McCain and taxes
April 25, 2008 Leave a comment
The Post had a great article today analyzing McCain's disaster of a tax plan. Not only is it just dumb and budget-busting, it is also in direct contrast to many of McCain's earlier (more reasonable) political pronouncements and just a super-duper pander to the anti-tax at all costs Republican right. Some highlights:
Now that he is the presumptive Republican presidential nominee,
however, McCain is marching straight down the party line. The economic
package he has laid out embraces many of the tax policies he once
decried: extending Bush's tax cuts he voted against, offering
investment tax breaks he once believed would have little economic
benefit and granting the long-held wishes of tax lobbyists he has often
mocked.
McCain's concerns — about budget deficits, unanticipated defense
costs, an Iraq war that would be longer and more costly than advertised
— have proved eerily prescient, usually a plus for politicians who are
quick to say they were right when others were wrong. Yet McCain appears
determined to leave such predictions behind.
Of course, even in the face of such incontrovertible pandering, the article cannot help but fall back on the pathetic little, he said, she said, game, as if this is all just a matter of perspective:
To supporters, McCain has simply seen the light and now understands the
power that business tax relief has to spur economic growth and
innovation. Said J.D. Foster, a former Bush White House and Treasury tax policy expert, now at the Heritage Foundation: “It's logical that he wouldn't be repeating the arguments he made then. We all learn from experience.”

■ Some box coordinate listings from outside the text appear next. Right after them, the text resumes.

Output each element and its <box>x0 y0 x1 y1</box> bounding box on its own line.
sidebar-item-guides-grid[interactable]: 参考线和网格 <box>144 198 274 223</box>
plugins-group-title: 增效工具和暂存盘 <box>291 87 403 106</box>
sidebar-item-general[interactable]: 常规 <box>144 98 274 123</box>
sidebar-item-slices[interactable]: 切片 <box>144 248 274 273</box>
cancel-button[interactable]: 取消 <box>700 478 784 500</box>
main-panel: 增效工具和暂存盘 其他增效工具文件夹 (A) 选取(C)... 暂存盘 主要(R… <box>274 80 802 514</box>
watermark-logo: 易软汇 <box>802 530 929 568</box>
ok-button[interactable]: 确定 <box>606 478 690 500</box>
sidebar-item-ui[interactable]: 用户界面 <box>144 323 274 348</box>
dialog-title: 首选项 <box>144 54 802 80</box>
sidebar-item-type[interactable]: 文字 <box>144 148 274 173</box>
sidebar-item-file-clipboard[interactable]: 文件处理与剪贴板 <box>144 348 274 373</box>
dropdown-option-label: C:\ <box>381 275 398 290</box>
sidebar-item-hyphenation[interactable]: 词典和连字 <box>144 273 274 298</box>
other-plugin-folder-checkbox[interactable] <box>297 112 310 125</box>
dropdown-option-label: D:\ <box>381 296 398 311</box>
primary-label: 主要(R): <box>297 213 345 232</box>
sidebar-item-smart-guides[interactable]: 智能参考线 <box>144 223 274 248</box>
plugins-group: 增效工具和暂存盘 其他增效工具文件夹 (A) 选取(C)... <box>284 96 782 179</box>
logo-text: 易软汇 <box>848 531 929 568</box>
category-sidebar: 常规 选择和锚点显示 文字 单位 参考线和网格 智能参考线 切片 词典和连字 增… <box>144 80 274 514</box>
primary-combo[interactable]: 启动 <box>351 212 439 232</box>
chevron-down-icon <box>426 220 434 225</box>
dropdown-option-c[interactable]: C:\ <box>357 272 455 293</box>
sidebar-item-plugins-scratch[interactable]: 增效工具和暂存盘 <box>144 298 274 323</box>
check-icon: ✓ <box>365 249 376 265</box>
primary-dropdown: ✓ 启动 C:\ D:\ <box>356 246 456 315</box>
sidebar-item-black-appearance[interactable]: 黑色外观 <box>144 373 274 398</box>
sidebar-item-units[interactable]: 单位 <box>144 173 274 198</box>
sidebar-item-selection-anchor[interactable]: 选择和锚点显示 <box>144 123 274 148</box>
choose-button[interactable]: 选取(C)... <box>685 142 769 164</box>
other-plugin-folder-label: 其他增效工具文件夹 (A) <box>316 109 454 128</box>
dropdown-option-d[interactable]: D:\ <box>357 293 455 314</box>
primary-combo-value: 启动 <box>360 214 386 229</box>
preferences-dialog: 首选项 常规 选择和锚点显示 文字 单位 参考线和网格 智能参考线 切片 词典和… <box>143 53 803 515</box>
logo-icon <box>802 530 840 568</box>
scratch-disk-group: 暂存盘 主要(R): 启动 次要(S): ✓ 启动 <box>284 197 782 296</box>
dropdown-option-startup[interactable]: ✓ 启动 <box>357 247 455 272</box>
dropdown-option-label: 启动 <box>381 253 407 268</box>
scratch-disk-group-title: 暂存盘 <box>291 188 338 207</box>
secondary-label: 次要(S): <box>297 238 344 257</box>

To critics, it is political pandering. “It's just part of the new John
McCain that's taking on the conventional wisdom that in tight races,
you have to energize the base and win by 50.000001 percent,” Chafee
said. “I was frankly surprised that he's kept it up after securing the
nomination. I thought he'd move to the center, and I haven't seen it.”
Of course, this is the opposite of “learning from experience.” The concerns he had about the problematic nature of the Bush tax cuts when he was not running for the Republican nomination have proven dead-on.
And if that's not enough, McCain is making ridiculous pronouncements that somehow he can balance the budget by savings here and there. Think Progress has a nice visual that shows just how not true that is:
If we want to actually cut the budget deficit, we're simply going to have to raise taxes on the rich country-club Republicans, and that's that.